Australia yesterday cut its annual intake of immigrants by nearly 15 percent and barred some new arrivals from living in its largest cities for three years in a bid to ease urban congestion.
Australian Prime Minister Scott Morrison — who is trailing badly in the polls ahead of a federal election in May — hopes to tap into rising voter frustration over house prices and congestion, which some see as a consequence of population growth.
“This is a practical problem that Australians wanted addressed,” Morrison told reporters in Canberra after announcing that the annual immigration intake would be cut to 160,000 people, with effect from July 1, versus 190,000 before.
The policy change comes at a time of national reflection over Australia’s attitude toward migrants after the shooting of at least 50 people at two mosques in Christchurch, New Zealand.
“My great frustration is that, in addressing these issues of population and immigration programs, these debates often get hijacked by those of competing views who seek to exploit them for other causes,” Morrison said. “I reject all of that absolutely.”
A ReachTel poll published in September last year showed that 63 percent of Sydney residents supported curbs on the number of migrants moving to Australia’s biggest city.
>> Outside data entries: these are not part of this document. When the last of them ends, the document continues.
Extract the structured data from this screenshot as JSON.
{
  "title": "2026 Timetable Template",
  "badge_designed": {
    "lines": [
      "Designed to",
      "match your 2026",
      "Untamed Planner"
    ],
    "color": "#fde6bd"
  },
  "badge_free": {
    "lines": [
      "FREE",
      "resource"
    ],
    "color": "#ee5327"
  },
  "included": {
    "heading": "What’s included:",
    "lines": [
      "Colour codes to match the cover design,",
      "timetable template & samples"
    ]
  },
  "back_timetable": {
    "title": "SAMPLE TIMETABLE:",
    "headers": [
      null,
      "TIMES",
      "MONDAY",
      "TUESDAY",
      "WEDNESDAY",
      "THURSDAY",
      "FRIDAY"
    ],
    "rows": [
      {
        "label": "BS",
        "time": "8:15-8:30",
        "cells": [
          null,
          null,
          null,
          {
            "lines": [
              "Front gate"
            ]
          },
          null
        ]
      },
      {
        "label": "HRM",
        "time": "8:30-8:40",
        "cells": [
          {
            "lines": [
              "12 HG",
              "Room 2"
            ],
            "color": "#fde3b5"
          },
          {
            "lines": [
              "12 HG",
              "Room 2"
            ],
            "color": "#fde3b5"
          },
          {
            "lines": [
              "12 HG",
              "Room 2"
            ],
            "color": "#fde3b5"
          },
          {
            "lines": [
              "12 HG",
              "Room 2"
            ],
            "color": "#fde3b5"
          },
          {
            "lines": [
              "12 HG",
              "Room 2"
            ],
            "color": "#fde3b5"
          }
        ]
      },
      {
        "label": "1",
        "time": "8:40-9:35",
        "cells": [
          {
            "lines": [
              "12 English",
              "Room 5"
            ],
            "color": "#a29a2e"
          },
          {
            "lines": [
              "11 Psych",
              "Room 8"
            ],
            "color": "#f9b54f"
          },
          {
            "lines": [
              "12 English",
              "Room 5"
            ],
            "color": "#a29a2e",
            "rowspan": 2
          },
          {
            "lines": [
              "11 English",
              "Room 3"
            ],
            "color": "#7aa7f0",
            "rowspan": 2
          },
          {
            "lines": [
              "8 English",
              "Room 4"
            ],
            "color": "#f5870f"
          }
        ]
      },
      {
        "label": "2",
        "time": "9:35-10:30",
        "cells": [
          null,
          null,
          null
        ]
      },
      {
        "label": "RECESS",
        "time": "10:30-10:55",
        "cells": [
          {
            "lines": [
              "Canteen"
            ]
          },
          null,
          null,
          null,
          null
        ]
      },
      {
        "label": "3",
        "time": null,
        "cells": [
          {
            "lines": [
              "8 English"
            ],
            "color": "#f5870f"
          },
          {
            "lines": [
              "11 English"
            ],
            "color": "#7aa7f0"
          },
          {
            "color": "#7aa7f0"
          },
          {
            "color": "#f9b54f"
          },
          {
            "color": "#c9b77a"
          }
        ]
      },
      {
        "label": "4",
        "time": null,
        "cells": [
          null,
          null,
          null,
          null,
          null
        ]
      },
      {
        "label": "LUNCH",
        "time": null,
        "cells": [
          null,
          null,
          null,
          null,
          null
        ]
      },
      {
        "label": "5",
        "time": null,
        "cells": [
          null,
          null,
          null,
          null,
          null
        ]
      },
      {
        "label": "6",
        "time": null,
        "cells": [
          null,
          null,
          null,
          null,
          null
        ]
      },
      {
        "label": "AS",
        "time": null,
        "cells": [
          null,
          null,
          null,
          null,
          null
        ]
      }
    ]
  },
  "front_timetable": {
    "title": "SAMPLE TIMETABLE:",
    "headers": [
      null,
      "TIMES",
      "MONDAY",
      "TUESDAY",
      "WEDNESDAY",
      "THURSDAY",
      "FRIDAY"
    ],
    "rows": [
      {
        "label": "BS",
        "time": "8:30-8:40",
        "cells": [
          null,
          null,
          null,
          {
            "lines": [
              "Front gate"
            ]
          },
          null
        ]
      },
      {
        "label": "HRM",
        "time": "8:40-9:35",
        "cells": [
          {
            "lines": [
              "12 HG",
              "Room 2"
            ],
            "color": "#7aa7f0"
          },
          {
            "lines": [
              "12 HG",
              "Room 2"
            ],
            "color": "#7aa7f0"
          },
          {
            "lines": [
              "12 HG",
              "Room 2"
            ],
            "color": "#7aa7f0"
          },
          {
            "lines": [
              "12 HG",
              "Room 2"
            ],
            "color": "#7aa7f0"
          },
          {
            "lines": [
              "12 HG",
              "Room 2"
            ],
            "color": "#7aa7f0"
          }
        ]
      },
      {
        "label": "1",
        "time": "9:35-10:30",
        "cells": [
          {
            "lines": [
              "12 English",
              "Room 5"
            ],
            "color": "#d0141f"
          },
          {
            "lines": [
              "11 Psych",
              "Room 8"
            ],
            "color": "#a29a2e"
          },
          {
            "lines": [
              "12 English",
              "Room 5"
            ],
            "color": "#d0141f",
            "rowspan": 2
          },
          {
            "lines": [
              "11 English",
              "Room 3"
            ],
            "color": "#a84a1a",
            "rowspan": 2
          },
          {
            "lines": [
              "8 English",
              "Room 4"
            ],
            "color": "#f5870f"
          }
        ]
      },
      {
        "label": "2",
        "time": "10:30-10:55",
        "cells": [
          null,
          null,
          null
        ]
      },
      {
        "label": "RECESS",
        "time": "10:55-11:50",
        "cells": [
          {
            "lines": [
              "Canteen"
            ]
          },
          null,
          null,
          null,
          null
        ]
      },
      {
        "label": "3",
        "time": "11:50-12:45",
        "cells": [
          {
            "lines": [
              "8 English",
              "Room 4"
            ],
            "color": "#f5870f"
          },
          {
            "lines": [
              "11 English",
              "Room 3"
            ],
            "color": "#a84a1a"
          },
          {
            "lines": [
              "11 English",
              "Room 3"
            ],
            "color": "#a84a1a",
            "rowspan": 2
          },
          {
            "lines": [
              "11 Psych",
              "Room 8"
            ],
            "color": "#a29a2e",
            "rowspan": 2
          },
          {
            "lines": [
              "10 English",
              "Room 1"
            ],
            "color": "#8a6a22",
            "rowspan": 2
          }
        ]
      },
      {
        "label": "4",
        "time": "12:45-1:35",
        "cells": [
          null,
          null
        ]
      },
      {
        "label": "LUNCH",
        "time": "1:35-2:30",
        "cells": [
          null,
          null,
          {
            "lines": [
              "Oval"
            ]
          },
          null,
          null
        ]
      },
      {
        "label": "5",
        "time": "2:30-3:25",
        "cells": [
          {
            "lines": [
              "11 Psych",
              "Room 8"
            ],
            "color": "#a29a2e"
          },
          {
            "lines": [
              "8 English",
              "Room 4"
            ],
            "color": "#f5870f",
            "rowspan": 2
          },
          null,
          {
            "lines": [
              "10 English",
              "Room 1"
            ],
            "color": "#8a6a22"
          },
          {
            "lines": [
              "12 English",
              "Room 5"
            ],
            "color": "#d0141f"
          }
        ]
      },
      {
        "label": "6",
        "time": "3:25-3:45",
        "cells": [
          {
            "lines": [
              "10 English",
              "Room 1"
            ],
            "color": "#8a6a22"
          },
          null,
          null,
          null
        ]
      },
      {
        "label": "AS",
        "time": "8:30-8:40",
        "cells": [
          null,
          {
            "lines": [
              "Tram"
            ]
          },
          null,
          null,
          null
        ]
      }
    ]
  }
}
The cap would include places for up to 23,000 people who could migrate to Australia under a new skilled visa, Morrison said.
Such arrivals could gain permanent residency after living outside of Australia’s largest cities for three years, he added.
They would be barred from living in Melbourne, Perth, Sydney or the Gold Coast, where infrastructure is overutilized, Australian Minister for Immigration, Citizenship and Multicultural Affairs David Coleman said.
Authorities would require proof of residential and work addresses in applications for permanent residency as a way of enforcing the requirement, he added.
Business welcomed the bid to alleviate regional skill shortages.
“While Australians in our major cities are frustrated by congestion, those in our regions have told us they need more people, skills, jobs and investment,” Australian Business Council chief executive Jennifer Westacott said.
There is no cap on temporary migration, such as students on temporary visas, who form the bulk of migrants to Australia, which issued 378,292 student visas in the year to June 30 last year.